В верхних сенях, перед дверью в горницу, он немного помедлил и за руку придержал дубильщика.
— Слушай, — зашептал он, — ты теперь женат, это правда?
— Чистая правда.
— Вот то-то и оно. Понимаешь, жена твоя меня не знает, может, вовсе и не обрадуется. Не хотел бы я быть вам в тягость.
— Какое там в тягость! — засмеялся Ротфус, распахнул дверь и подтолкнул Кнульпа в ярко освещенную горницу.
Там над большим обеденным столом висела на трех цепях керосиновая лампа, легкий табачный дым еще парил в воздухе и тонкими струями уходил в горячий цилиндр, где спиралью вился вверх и исчезал. На столе лежала газета и сыромятный кисет с табаком, а с маленького узкого канапе у стены вскочила молодая хозяйка; вид у нее был смущенный, но нарочито бодрый, как будто ее потревожили среди дремоты, а она не хотела этого показывать. Кнульп, ослепленный, замигал на яркий свет, взглянул в серые глаза женщины и с вежливым поклоном подал ей руку.
— Вот она, — радостно объявил мастер. — А это Кнульп, дружище Кнульп, помнишь, мы с тобой еще давеча о нем говорили? Само собой, он наш гость, переночует в комнате подмастерьев — она ведь пустая. Но прежде мы все выпьем сидру, и ты попотчуешь Кнульпа. Ливерная колбаса у нас еще осталась?
Хозяйка выбежала из комнаты, и Кнульп проводил ее взглядом.
— Все-таки я ее чуток напугал, — тихонько сказал он, но Ротфус с ним не согласился.
— Детей еще нет? — спросил Кнульп.
В этот миг она снова появилась, принесла колбасу на оловянной тарелке и деревянный поднос, посередке которого лежали добрые полкаравая ржаного хлеба, заботливо положенные початою стороною вниз, а по краю было вырезано замысловатыми готическими буквами: «Хлеб наш насущный даждь нам днесь».
— Лиз, а ты знаешь, какой вопрос только что задал мне Кнульп?

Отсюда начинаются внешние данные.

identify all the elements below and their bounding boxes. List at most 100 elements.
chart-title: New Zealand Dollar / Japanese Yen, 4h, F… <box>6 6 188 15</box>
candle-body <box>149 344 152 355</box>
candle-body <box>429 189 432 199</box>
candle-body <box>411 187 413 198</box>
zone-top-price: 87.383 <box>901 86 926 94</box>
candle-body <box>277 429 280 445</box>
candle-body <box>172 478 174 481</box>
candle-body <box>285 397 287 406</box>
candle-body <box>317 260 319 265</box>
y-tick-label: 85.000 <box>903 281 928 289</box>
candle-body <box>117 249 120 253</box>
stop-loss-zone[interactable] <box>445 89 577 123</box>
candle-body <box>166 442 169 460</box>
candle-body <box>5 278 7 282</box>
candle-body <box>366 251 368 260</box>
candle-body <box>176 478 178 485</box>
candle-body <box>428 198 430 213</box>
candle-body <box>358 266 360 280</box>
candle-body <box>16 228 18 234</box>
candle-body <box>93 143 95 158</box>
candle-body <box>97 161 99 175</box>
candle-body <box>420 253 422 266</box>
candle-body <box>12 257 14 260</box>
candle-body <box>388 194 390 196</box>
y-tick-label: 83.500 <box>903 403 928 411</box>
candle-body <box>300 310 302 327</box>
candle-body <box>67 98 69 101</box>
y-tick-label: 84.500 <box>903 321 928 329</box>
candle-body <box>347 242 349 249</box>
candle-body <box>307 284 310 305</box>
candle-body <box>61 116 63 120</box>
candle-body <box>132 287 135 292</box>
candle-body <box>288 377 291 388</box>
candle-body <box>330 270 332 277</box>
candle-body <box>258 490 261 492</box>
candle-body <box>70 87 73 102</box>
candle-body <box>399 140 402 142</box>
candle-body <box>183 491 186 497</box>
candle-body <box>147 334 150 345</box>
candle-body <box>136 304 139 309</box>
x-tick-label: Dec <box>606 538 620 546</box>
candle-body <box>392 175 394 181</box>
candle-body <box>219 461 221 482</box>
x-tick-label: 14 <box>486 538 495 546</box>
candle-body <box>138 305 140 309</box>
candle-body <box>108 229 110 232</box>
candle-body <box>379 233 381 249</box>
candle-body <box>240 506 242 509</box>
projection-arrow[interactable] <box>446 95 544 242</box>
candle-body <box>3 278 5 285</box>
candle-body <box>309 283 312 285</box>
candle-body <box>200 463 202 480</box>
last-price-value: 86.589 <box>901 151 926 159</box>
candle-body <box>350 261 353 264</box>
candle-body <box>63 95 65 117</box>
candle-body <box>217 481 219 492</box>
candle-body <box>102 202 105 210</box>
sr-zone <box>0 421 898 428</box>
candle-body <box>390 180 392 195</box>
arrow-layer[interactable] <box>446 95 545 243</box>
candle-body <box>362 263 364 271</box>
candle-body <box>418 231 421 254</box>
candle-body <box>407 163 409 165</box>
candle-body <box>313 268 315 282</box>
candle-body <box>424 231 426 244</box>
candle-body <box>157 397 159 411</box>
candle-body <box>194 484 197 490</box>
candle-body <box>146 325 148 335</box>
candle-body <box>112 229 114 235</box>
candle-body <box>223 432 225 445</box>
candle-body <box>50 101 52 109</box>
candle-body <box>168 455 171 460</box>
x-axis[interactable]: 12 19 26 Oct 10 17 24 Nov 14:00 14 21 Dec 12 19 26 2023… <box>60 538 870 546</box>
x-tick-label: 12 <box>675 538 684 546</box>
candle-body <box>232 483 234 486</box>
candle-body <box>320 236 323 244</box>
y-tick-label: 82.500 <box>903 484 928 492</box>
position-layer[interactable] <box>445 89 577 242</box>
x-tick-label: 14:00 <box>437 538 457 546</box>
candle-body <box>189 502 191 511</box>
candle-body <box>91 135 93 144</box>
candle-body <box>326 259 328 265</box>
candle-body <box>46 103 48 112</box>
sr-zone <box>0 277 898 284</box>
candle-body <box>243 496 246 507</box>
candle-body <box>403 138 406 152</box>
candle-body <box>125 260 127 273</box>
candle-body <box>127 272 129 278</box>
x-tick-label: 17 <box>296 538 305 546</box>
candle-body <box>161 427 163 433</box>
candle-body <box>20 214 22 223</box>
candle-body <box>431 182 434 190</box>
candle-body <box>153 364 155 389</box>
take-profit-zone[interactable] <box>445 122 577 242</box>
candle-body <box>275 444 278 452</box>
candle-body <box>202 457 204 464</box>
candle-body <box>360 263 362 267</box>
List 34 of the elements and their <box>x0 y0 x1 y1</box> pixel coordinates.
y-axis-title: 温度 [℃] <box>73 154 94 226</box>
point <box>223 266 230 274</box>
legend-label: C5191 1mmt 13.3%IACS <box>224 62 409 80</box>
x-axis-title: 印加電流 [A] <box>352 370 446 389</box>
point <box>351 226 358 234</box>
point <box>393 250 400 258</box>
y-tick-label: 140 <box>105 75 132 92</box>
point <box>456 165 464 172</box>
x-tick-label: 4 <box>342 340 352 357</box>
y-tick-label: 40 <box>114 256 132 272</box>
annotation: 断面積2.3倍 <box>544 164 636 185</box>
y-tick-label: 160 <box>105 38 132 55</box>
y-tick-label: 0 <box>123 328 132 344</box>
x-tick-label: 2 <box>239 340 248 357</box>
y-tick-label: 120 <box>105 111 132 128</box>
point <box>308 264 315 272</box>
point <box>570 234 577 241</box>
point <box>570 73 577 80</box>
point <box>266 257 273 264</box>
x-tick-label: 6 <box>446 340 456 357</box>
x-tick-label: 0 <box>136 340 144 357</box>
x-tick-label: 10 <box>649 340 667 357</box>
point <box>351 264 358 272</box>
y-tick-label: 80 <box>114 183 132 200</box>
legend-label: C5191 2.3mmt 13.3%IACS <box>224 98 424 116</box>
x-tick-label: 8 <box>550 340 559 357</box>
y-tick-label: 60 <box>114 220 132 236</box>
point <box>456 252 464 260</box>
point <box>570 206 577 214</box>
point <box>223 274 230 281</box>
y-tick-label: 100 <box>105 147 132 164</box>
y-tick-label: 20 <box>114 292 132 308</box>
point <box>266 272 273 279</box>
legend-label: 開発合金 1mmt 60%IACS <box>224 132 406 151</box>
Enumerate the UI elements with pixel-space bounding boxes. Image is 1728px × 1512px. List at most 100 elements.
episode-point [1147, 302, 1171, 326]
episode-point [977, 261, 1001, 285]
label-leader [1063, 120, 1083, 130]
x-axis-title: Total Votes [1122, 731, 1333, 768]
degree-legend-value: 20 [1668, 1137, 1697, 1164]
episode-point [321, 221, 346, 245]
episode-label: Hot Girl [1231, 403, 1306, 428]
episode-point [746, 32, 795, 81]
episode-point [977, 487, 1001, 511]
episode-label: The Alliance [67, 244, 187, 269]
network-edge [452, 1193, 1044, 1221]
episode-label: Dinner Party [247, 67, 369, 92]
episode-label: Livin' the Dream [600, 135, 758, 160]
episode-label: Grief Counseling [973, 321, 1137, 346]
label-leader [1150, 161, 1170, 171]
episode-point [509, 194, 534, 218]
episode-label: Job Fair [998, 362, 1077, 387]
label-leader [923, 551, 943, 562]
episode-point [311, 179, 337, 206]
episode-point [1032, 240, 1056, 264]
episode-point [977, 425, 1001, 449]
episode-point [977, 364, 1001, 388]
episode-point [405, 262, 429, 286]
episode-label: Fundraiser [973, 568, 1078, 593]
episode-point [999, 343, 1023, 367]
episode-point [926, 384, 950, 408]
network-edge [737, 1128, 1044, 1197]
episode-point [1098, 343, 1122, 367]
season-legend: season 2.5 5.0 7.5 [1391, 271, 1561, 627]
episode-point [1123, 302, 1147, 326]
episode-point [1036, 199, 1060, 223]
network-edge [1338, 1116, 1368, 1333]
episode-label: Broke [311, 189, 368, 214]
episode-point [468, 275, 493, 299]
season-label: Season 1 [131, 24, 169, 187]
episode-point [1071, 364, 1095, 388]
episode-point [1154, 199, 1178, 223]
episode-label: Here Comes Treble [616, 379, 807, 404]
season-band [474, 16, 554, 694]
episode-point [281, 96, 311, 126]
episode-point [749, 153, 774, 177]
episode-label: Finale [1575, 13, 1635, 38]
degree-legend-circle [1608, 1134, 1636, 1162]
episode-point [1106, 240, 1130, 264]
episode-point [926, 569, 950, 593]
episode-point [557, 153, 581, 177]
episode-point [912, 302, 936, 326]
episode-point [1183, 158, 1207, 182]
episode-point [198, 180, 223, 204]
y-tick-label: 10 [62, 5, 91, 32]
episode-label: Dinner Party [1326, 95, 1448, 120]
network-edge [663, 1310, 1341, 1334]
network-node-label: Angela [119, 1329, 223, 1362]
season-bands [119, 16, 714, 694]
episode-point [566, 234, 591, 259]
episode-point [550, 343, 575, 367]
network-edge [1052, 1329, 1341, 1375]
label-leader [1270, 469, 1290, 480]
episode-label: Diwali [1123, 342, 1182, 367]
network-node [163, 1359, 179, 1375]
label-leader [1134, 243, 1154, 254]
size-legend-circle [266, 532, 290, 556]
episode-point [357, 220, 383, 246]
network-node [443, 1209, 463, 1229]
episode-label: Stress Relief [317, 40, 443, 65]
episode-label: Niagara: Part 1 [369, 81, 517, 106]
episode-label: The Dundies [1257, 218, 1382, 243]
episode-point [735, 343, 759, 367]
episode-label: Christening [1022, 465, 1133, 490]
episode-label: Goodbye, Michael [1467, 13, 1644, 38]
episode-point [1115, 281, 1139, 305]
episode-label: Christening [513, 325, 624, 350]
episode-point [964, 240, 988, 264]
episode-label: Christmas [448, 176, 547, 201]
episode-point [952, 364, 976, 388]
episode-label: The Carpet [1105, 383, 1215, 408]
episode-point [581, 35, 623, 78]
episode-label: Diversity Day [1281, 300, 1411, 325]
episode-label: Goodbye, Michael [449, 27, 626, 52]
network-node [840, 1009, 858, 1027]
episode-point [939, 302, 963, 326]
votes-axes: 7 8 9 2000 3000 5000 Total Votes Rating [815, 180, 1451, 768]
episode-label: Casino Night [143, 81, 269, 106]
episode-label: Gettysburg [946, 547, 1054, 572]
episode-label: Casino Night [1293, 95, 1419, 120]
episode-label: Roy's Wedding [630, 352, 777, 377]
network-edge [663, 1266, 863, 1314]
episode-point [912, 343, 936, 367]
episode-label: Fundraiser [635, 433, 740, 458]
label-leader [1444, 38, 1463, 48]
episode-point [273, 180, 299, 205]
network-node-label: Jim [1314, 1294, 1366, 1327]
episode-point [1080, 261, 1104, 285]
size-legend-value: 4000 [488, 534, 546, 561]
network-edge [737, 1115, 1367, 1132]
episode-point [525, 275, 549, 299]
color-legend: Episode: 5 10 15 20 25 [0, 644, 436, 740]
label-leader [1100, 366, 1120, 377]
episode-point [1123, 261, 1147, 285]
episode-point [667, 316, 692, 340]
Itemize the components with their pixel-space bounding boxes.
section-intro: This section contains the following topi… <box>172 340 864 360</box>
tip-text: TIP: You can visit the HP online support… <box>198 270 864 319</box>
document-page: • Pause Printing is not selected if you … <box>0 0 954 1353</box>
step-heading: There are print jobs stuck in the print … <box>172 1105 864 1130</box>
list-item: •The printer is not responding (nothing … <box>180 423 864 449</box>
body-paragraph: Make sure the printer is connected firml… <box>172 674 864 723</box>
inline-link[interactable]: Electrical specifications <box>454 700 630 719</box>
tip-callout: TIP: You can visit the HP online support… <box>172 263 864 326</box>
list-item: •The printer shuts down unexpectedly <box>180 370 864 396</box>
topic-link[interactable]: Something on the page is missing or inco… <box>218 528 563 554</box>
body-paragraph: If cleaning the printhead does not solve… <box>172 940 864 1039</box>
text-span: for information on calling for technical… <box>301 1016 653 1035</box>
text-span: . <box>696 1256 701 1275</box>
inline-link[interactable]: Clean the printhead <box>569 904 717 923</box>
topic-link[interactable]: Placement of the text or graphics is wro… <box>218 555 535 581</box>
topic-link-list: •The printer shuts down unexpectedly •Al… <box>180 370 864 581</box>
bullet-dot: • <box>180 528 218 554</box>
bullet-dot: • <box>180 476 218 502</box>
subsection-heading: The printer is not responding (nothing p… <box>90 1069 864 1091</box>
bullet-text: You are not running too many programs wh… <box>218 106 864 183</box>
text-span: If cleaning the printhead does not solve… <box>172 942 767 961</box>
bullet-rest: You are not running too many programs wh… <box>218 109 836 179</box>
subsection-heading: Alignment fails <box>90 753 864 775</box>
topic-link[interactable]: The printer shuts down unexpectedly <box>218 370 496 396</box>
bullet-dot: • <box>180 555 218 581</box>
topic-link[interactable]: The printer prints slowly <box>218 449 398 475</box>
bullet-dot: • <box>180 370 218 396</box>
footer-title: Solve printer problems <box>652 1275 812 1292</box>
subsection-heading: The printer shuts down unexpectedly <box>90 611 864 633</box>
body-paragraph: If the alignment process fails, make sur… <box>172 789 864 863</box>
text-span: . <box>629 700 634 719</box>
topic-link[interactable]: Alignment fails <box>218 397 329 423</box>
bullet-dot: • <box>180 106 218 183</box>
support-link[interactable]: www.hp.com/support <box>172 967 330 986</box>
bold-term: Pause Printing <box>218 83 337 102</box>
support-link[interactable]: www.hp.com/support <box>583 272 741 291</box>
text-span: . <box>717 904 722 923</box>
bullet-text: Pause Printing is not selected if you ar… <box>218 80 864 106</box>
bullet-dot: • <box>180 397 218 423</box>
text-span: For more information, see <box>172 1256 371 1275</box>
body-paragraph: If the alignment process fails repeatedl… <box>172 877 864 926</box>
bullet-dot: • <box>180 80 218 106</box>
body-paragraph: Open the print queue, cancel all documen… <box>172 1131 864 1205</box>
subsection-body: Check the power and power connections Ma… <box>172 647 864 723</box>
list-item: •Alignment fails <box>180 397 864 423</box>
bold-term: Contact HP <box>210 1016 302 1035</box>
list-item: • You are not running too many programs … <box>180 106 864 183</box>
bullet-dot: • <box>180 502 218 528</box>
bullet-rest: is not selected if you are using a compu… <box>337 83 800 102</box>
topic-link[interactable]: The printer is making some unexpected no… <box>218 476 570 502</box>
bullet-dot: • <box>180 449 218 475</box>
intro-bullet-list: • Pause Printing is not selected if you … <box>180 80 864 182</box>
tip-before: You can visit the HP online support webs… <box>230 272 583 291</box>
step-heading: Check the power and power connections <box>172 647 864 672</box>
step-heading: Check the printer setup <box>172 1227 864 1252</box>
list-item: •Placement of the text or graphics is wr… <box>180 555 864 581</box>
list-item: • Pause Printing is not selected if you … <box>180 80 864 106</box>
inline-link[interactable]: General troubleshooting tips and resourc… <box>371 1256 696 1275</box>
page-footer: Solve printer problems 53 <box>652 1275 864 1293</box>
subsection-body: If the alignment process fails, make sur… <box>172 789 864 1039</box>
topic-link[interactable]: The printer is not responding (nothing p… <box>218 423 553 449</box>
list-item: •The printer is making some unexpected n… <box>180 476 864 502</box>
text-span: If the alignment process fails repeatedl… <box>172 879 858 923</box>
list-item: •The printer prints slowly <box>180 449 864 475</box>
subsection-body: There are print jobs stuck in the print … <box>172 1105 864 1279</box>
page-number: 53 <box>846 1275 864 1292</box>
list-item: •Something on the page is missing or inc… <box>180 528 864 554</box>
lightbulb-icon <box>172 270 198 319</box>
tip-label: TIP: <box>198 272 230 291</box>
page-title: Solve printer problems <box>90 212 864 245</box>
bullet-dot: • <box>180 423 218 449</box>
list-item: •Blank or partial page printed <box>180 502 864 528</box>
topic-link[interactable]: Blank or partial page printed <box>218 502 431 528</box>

— Оставь! — воспротивился тот и с улыбкою обернулся к хозяйке. — Итак, разрешите приступить, сударыня?
Но Ротфус не унимался.
— Он спросил, есть ли у нас дети.
— Ой, да про что вы! — выкрикнула она со смехом и сразу же опять убежала.
— Так что же, нет еще? — повторил Кнульп свой вопрос.
— Нет. Она, знаешь ли, не торопится, на первых порах так оно и лучше. Ну давай, принимайся за дело, приятного тебе аппетита!
Теперь хозяйка принесла голубой фаянсовый кувшин с сидром, поставила три стакана, которые тут же и наполнила до краев. Она проделала все это так споро и ловко, что Кнульп невольно улыбался, на нее глядя.
— Твое здоровье, старый друг! — провозгласил мастер и потянулся чокнуться с Кнульпом. Тот, однако, учтиво отклонил здравицу:
— Сначала за дам! Ваше драгоценное здоровье, сударыня! Будь здоров, старина!
Они чокнулись и выпили, и Ротфус просто сиял от радости, подмигивая своей хозяйке: заметила ли она, какие великолепные манеры у его друга?
Она, оказывается, давно это заметила.
— Видишь, — сказала она мужу. — Господин Кнульп вежливее, чем ты. Он знает, что такое настоящее обращение.
— Ну что вы, — не согласился гость. — Каждый поступает, как обучен. Что до манер, то тут вы меня легко посрамите, сударыня. До чего же красиво вы все сервировали, точно в самом лучшем отеле!
— Так и есть, — засмеялся мастер. — В точку попал, этому-то она обучалась.
— Вот как, и где же? Уж не трактирщик ли ваш батюшка?